Monday, October 1, 2012

Writing from Within

In fiction writing, there’s nothing more important than creating an honest story. An honest story isn’t merely something that truly happened, and it doesn’t refer to non-fiction. An honest story is told by an author who was there, who experienced the narrative in real life, and is writing with the authenticity that can only come from personal experience. Fiction writers are often tempted to use the medium to concoct an elaborate story, or to explore the boundaries of some event that happened to someone else. But the best fiction writing is a product of writing from within, not writing from without. Great narrative movement is not in recounting an epic tale full of conflict and resolution. It’s in the vibrant details of a scene and the specific movements of a character. These elements, added together, create the great tapestry of fiction that puts the reader in the story.

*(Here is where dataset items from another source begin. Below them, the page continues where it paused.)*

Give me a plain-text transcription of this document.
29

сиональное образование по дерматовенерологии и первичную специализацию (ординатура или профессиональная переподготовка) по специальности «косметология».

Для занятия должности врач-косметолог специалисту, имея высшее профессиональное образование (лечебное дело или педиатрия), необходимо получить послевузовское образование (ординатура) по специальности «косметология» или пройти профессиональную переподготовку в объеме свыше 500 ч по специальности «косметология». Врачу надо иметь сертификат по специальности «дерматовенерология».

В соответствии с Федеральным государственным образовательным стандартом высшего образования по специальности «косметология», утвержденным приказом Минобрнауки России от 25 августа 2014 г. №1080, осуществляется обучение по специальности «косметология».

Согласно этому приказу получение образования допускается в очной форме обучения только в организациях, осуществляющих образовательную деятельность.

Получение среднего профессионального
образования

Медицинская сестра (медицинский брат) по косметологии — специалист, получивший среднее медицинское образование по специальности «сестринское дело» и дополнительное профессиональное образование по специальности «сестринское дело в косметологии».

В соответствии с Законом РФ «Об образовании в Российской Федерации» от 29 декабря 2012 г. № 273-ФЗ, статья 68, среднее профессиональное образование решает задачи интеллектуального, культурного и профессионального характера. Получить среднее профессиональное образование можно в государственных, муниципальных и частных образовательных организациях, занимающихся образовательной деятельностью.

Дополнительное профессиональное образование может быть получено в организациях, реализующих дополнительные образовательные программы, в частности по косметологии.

The great stories of American fiction were all told by writers who genuinely experienced them. Readers of The Sun Also Rises are left with no doubt that Hemingway witnessed violent bullfighting, just as readers of Fitzgerald can be sure that he was well-versed on the culture of the swanky Hamptons in the 1920s. The great novels of the last hundred years – and thousands of more modest ones – are tales of personal experience. They’re populated by places an author has been, or people an author has known. At its essence, fiction is as real as any other genre. A great writer crafts a scene and a lens, and puts the reader in the picture. It’s easier to do this when he has already been there.

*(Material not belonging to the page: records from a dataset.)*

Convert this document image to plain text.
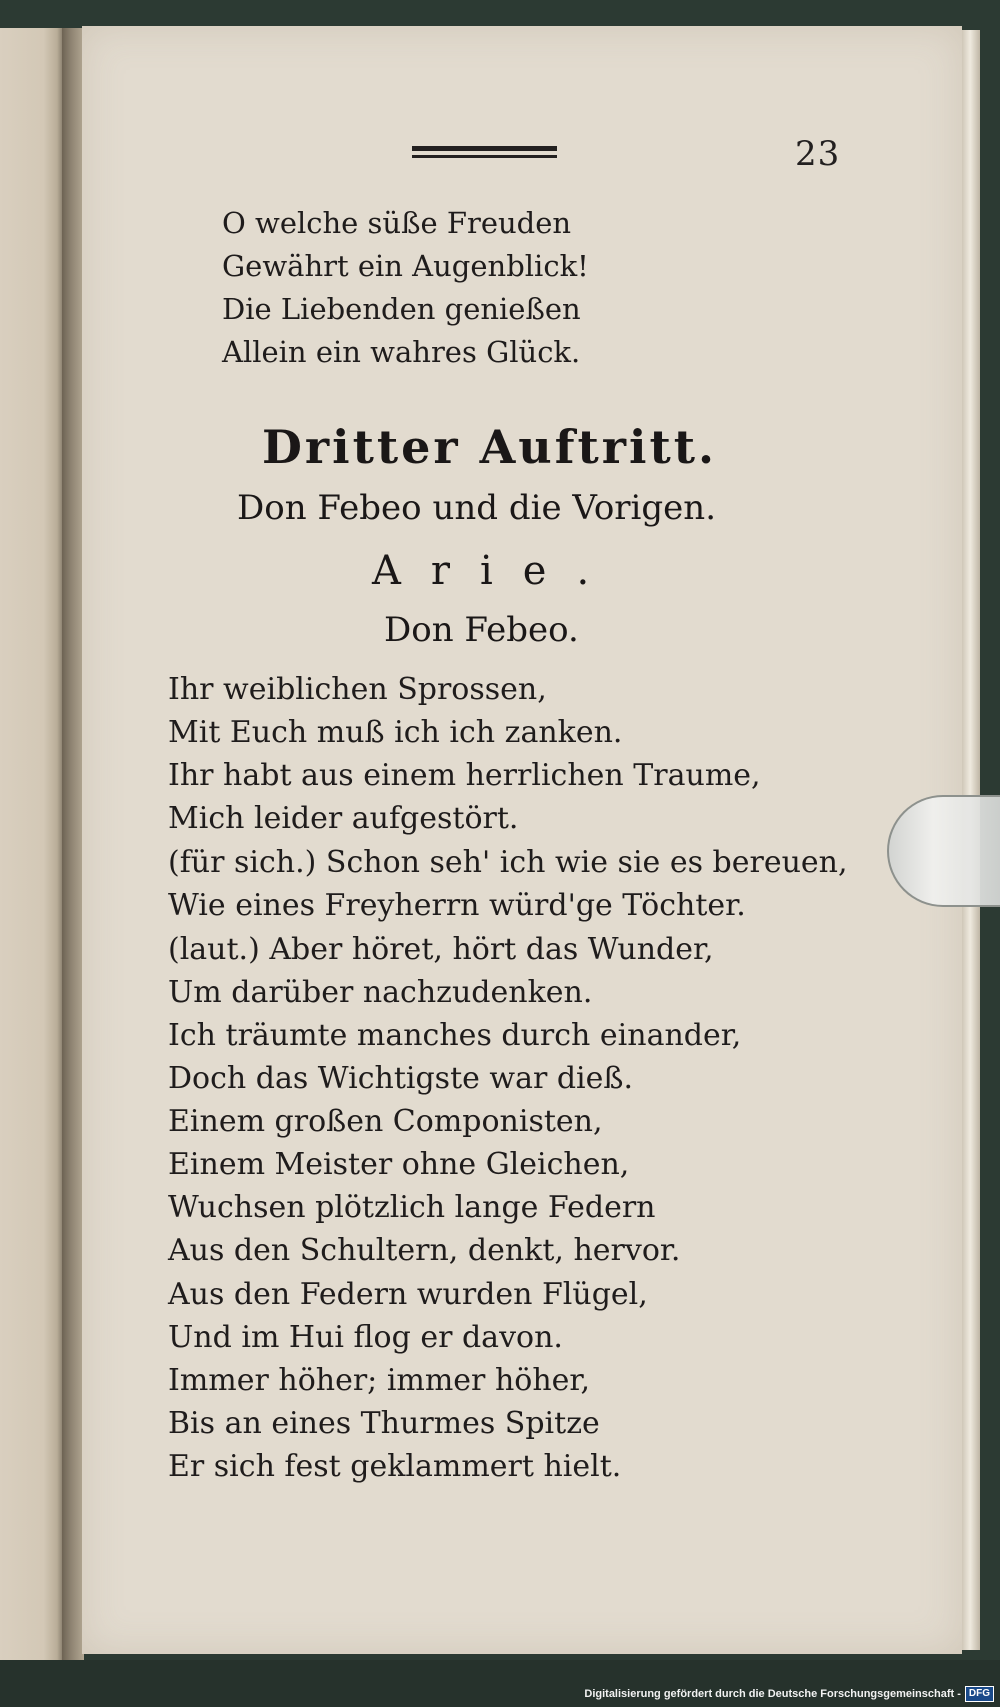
23
O welche süße Freuden
Gewährt ein Augenblick!
Die Liebenden genießen
Allein ein wahres Glück.
Dritter Auftritt.
Don Febeo und die Vorigen.
Arie.
Don Febeo.
Ihr weiblichen Sprossen,
Mit Euch muß ich ich zanken.
Ihr habt aus einem herrlichen Traume,
Mich leider aufgestört.
(für sich.) Schon seh' ich wie sie es bereuen,
Wie eines Freyherrn würd'ge Töchter.
(laut.) Aber höret, hört das Wunder,
Um darüber nachzudenken.
Ich träumte manches durch einander,
Doch das Wichtigste war dieß.
Einem großen Componisten,
Einem Meister ohne Gleichen,
Wuchsen plötzlich lange Federn
Aus den Schultern, denkt, hervor.
Aus den Federn wurden Flügel,
Und im Hui flog er davon.
Immer höher; immer höher,
Bis an eines Thurmes Spitze
Er sich fest geklammert hielt.
Digitalisierung gefördert durch die Deutsche Forschungsgemeinschaft - DFG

For a graduate English class many years ago, I was required to read a well-known book called The Electric Kool-Aid Acid Test by Tom Wolfe. The “nonfiction novel” follows Wolfe himself as he becomes immersed in the psychedelic, late-‘60s culture of Ken Kesey and his band of Merry Pranksters. At some point, each character experiments with LSD, a gamble at best given the unknown risks of the drug at the time. After completing the book, the professor of the class asked each student the pivotal question of the novel – did Wolfe really take acid (as he claims to have done)? The question gets at the heart of Wolfe’s credibility, and the reader’s faith in the claims of the book.

It’s the quintessential question of fiction writing, and one thousands of M.F.A. students around the country have encountered. Do you believe the writer? Consciously or not, readers of fiction ask themselves this question each time they read a writer’s work. It’s more than a B.S.-meter; it’s a measure of the author’s ability to write from within. A writer who’s been there can craft a great story with vivid details, and the reader will know it’s written from within.

So, did Wolfe take acid? I didn’t believe so at the time, but most students in the class did. Why would he take acid, I thought? Just for a story? Seems pretty dangerous, just for the sake of being authentic. I realize many years later that the answer was yes. Wolfe would have taken acid for the benefit of the story – to be sure that he was writing from within.